I’m a Karoo girl born in Beaufort West, but grew up all over and under many interesting conditions. In 2015 I decided to take up studying again and moved from Gordon’s Bay back to Beaufort West where I worked for my dad’s tour company as part of my practical experience for my Diploma in Travel and Tourism. In November 2016 I moved to Prince Albert, which is a hop, skip and a jump from Beaufort West in Karoo terms – or 165km. It’s a little piece of heaven reclining on the foot of the majestic Swartberg Mountains, and for me, a return to my roots and the source of my inspiration. As a visual artist I definitely need to be surrounded by beauty of some sort, and this really is an idyllic a place as you can ever get.


  • Tell us about photography – how did it happen for you, where did you start? Was it always something you were interested in or passionate about, or did it happen by accident?

My dad used to belong to the Beaufort West photo club back in the nineteen-voertseks, and he had an impressive slide collection of over 15000 slides, and we would find him on the floor poring over those slides for ages, and on Friday or Saturday evenings we would have slide shows where he would show slides from all our trips all over Southern Africa, or one of the three dreaded boxes: our baby photos! This would normally be after a braai with friends, so the slideshows were a real social event in our household.

We were never allowed to even touch his cameras, but he did have a little point and shoot thing into which he loaded rolls of 36 film and we would use that on vacations. Of course, there are three of us, so we each got 12 pictures, and 12 were NEVER enough for me, so I traded stuff with my brothers to get more pictures on the camera.

When I started working after school, I bought a Kodak 3 megapixel digital camera and although I had been studying and working in other fields, and never gave a career in photography any mind, I think that’s when the bug really bit. A succession of fateful events occurred, I worked at a Kodak lab in Stellenbosch for a while, and I met the first real professional photographer in my life, Lizane Louw, who was then a photojournalist at Die Burger and Rapport, and we became friends and that connection really inspired me.
By 2008 I sold my life pension and bought a DSLR, and I started doing photography full time, purely because I had at that stage been rebelling against “the system” and didn’t want to work for another boss. The rest is history.


  • I like to think of you as an investigative journalist with a camera, how correct am I? 

Well, with my very early inspiration being that of Lizane Louw who introduced me to others in the photojournalism realm, I think you’re not far off.
But because I was first an artist (I used to be really good at watercolours, even exhibited as a kid haha), I think the artistic tendencies in my work make them less suitable to true journalism.
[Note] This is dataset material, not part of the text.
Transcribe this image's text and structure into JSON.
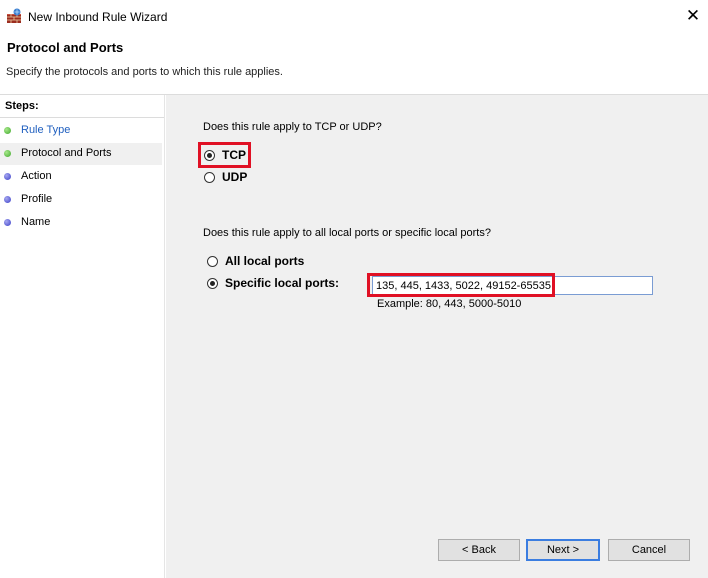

You can’t portray a thing in its most aesthetically pleasing form when that alters the true story, and so I’m wary of calling myself a journalist, even though I studied travel photojournalism through MatadorU and my work focuses on realism, portrayal of real events and subjects, and creating compassion for the natural world through education.
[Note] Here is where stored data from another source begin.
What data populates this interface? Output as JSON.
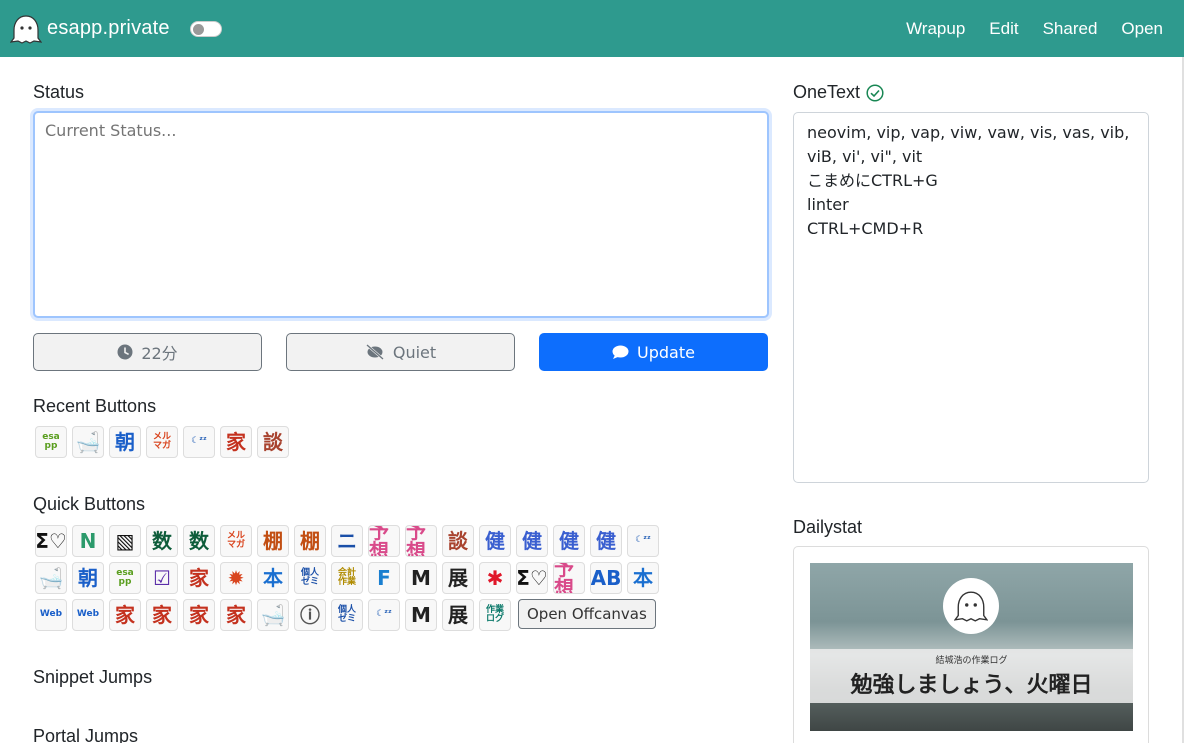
{
  "app": {
    "brand": "esapp.private",
    "nav": [
      "Wrapup",
      "Edit",
      "Shared",
      "Open"
    ]
  },
  "status": {
    "heading": "Status",
    "placeholder": "Current Status...",
    "time_button": "22分",
    "quiet_button": "Quiet",
    "update_button": "Update"
  },
  "recent": {
    "heading": "Recent Buttons",
    "buttons": [
      {
        "name": "esapp-icon",
        "text": "esa pp",
        "color": "#5a9e1f"
      },
      {
        "name": "bath-icon",
        "text": "🛁",
        "color": "#555"
      },
      {
        "name": "asa-icon",
        "text": "朝",
        "color": "#1a5fc9"
      },
      {
        "name": "mailmag-icon",
        "text": "メル マガ",
        "color": "#d9451f"
      },
      {
        "name": "sleep-icon",
        "text": "☾ᶻᶻ",
        "color": "#2a64b8"
      },
      {
        "name": "ie-icon",
        "text": "家",
        "color": "#c4321f"
      },
      {
        "name": "dan-icon",
        "text": "談",
        "color": "#a8432f"
      }
    ]
  },
  "quick": {
    "heading": "Quick Buttons",
    "rows": [
      [
        {
          "name": "sigma-heart-icon",
          "text": "Σ♡",
          "color": "#111"
        },
        {
          "name": "n-icon",
          "text": "N",
          "color": "#2c9a6b"
        },
        {
          "name": "stripe-icon",
          "text": "▧",
          "color": "#111"
        },
        {
          "name": "kazu-icon",
          "text": "数",
          "color": "#0d5c3a"
        },
        {
          "name": "kazu2-icon",
          "text": "数",
          "color": "#0d5c3a"
        },
        {
          "name": "mailmag-icon",
          "text": "メル マガ",
          "color": "#d9451f"
        },
        {
          "name": "tana-icon",
          "text": "棚",
          "color": "#c24e12"
        },
        {
          "name": "tana2-icon",
          "text": "棚",
          "color": "#c24e12"
        },
        {
          "name": "newsletter-icon",
          "text": "ニ",
          "color": "#1a4fa8"
        },
        {
          "name": "yosou-icon",
          "text": "予想",
          "color": "#d94a8a"
        },
        {
          "name": "yosou2-icon",
          "text": "予想",
          "color": "#d94a8a"
        },
        {
          "name": "dan-icon",
          "text": "談",
          "color": "#a8432f"
        },
        {
          "name": "ken-icon",
          "text": "健",
          "color": "#3a5fd0"
        },
        {
          "name": "ken2-icon",
          "text": "健",
          "color": "#3a5fd0"
        },
        {
          "name": "ken3-icon",
          "text": "健",
          "color": "#3a5fd0"
        },
        {
          "name": "ken4-icon",
          "text": "健",
          "color": "#3a5fd0"
        },
        {
          "name": "sleep-icon",
          "text": "☾ᶻᶻ",
          "color": "#2a64b8"
        }
      ],
      [
        {
          "name": "bath-icon",
          "text": "🛁",
          "color": "#555"
        },
        {
          "name": "asa-icon",
          "text": "朝",
          "color": "#1a5fc9"
        },
        {
          "name": "esapp-icon",
          "text": "esa pp",
          "color": "#5a9e1f"
        },
        {
          "name": "check-square-icon",
          "text": "☑",
          "color": "#5a2da8"
        },
        {
          "name": "ie-icon",
          "text": "家",
          "color": "#c4321f"
        },
        {
          "name": "burst-icon",
          "text": "✹",
          "color": "#d9451f"
        },
        {
          "name": "book-icon",
          "text": "本",
          "color": "#1a6fd0"
        },
        {
          "name": "kojin-zemi-icon",
          "text": "個人 ゼミ",
          "color": "#1a4fa8"
        },
        {
          "name": "kaikei-icon",
          "text": "会計 作業",
          "color": "#b08b00"
        },
        {
          "name": "f-icon",
          "text": "F",
          "color": "#1a7fd0"
        },
        {
          "name": "m-icon",
          "text": "M",
          "color": "#222"
        },
        {
          "name": "ten-icon",
          "text": "展",
          "color": "#222"
        },
        {
          "name": "asterisk-icon",
          "text": "✱",
          "color": "#e0182a"
        },
        {
          "name": "sigma-heart-icon",
          "text": "Σ♡",
          "color": "#111"
        },
        {
          "name": "yosou-icon",
          "text": "予想",
          "color": "#d94a8a"
        },
        {
          "name": "ab-icon",
          "text": "AB",
          "color": "#1a5fc9"
        },
        {
          "name": "book2-icon",
          "text": "本",
          "color": "#1a6fd0"
        }
      ],
      [
        {
          "name": "web-icon",
          "text": "Web",
          "color": "#1a5fc9"
        },
        {
          "name": "web2-icon",
          "text": "Web",
          "color": "#1a5fc9"
        },
        {
          "name": "ie-icon",
          "text": "家",
          "color": "#c4321f"
        },
        {
          "name": "ie2-icon",
          "text": "家",
          "color": "#c4321f"
        },
        {
          "name": "ie3-icon",
          "text": "家",
          "color": "#c4321f"
        },
        {
          "name": "ie4-icon",
          "text": "家",
          "color": "#c4321f"
        },
        {
          "name": "bath-icon",
          "text": "🛁",
          "color": "#555"
        },
        {
          "name": "ghost-info-icon",
          "text": "ⓘ",
          "color": "#555"
        },
        {
          "name": "kojin-zemi-icon",
          "text": "個人 ゼミ",
          "color": "#1a4fa8"
        },
        {
          "name": "sleep-icon",
          "text": "☾ᶻᶻ",
          "color": "#2a64b8"
        },
        {
          "name": "m-icon",
          "text": "M",
          "color": "#222"
        },
        {
          "name": "ten-icon",
          "text": "展",
          "color": "#222"
        },
        {
          "name": "sagyou-log-icon",
          "text": "作業 ログ",
          "color": "#0d7a6b"
        }
      ]
    ],
    "offcanvas_button": "Open Offcanvas"
  },
  "snippet": {
    "heading": "Snippet Jumps"
  },
  "portal": {
    "heading": "Portal Jumps"
  },
  "onetext": {
    "heading": "OneText",
    "content": "neovim, vip, vap, viw, vaw, vis, vas, vib,\nviB, vi', vi\", vit\nこまめにCTRL+G\nlinter\nCTRL+CMD+R"
  },
  "dailystat": {
    "heading": "Dailystat",
    "image_subtitle": "結城浩の作業ログ",
    "image_title": "勉強しましょう、火曜日"
  }
}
Having grown up a little bit alternatively – I was homeschooled, we travelled a LOT, my folks were involved in nature conservation and bird-watching, yes those with feathers – I think I developed a sort of investigative scientific approach to everything in my life, including photography. I investigate light, colour, form, relationships, effects, and other phenomena, but the aim is always to tell the story in an aesthetically pleasing way.


  • When there’s something unfolding in front of you, what do you think of most – the story in front of you or the image that you see through the viewfinder?
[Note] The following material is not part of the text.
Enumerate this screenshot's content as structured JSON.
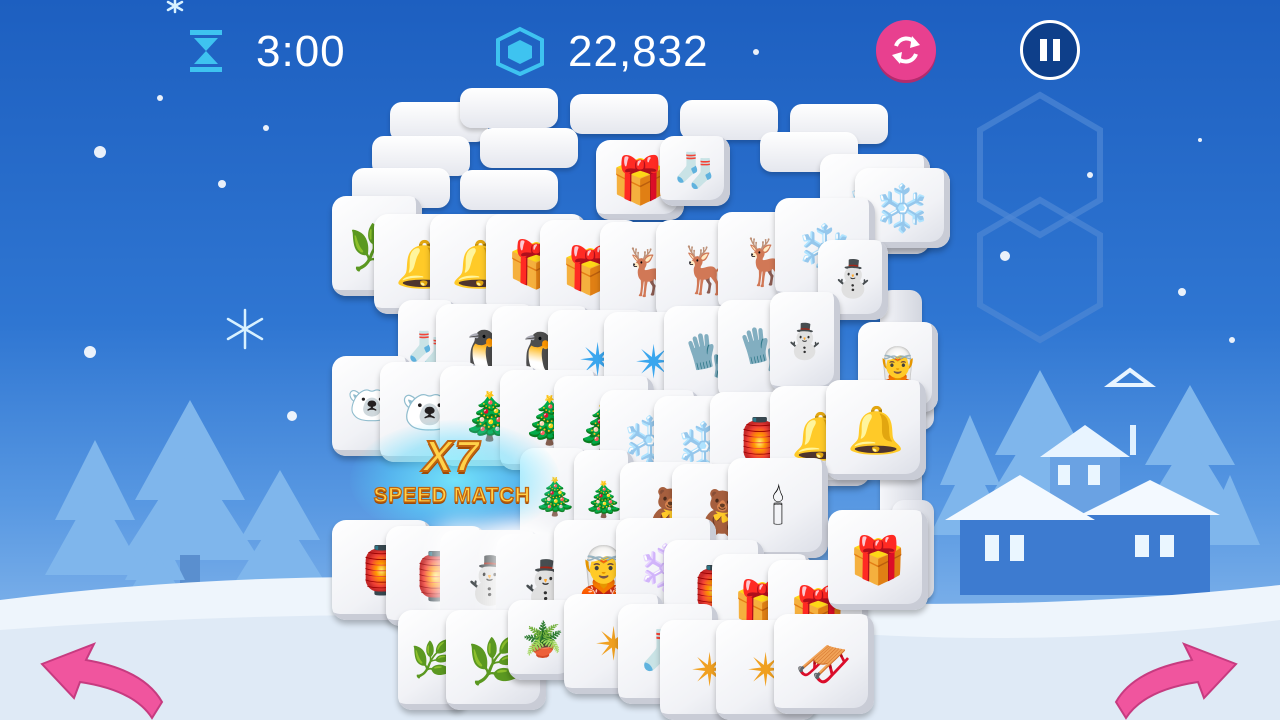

Once a story has captured my attention, I definitely focus on the composition of the image. That ultimately makes the story stronger or weaker for me, and because I’m a perfectionist of note, I always strive to have all the elements in the right place, perfectly. A well-composed image can make even an initially uninteresting story become something.

  • Since there are always people who would like to know, let’s talk gear. What’s in your bag?

When I got my first DSLR I phoned Lizane for advice, and as a photojournalist she recommended Nikon. So I’ve had Nikon since the beginning of time, mostly because it’s too darn expensive to switch after you started building up an arsenal to suit Nikon, but I’m not a brand-nut, and I love my Tamron lenses.

Currently I have:

  • Nikon D610
  • Nikon D7100
  • Nikon 50mm 1.8
  • Tamron 24-70
  • a Sigma 150-500 (which I have a love-hate relationship with)

and a few crop lenses like

  • Nikon 18-105
  • Nikon 55-200 which I love
  • Tamron 70-300 Macro which is ancient.
  • Three external flashes (Metz, Nissin and an ancient Sunpak – did I say I’m not a brand-nut? I’m a brand-whore)
  • Cactus remote triggers
  • Softboxes and umbrella
  • Stands
  • Sturdy Hahnel tripod with a Manfrotto head
  • and my bestest buy ever which I can not live without: BlackRapid double strap.
  • Also, I have enough batteries to last me through an actual apocalypse. Gotta be prepared when the zombies strike.


  • Which parts of your photographic career and genre do you consider most challenging?

Hmm. Getting people to understand why pushing a button can be so expensive.

But aside from the obvious, I think getting to places in time for the best light is probably my biggest irk. Travelling doesn’t always go as planned, so sometimes you miss the good light, and that’s always a bummer. A lot of travel photography is VERY dependent on being at the right place at the right time, so the very real possibility is always there that you won’t get your shot.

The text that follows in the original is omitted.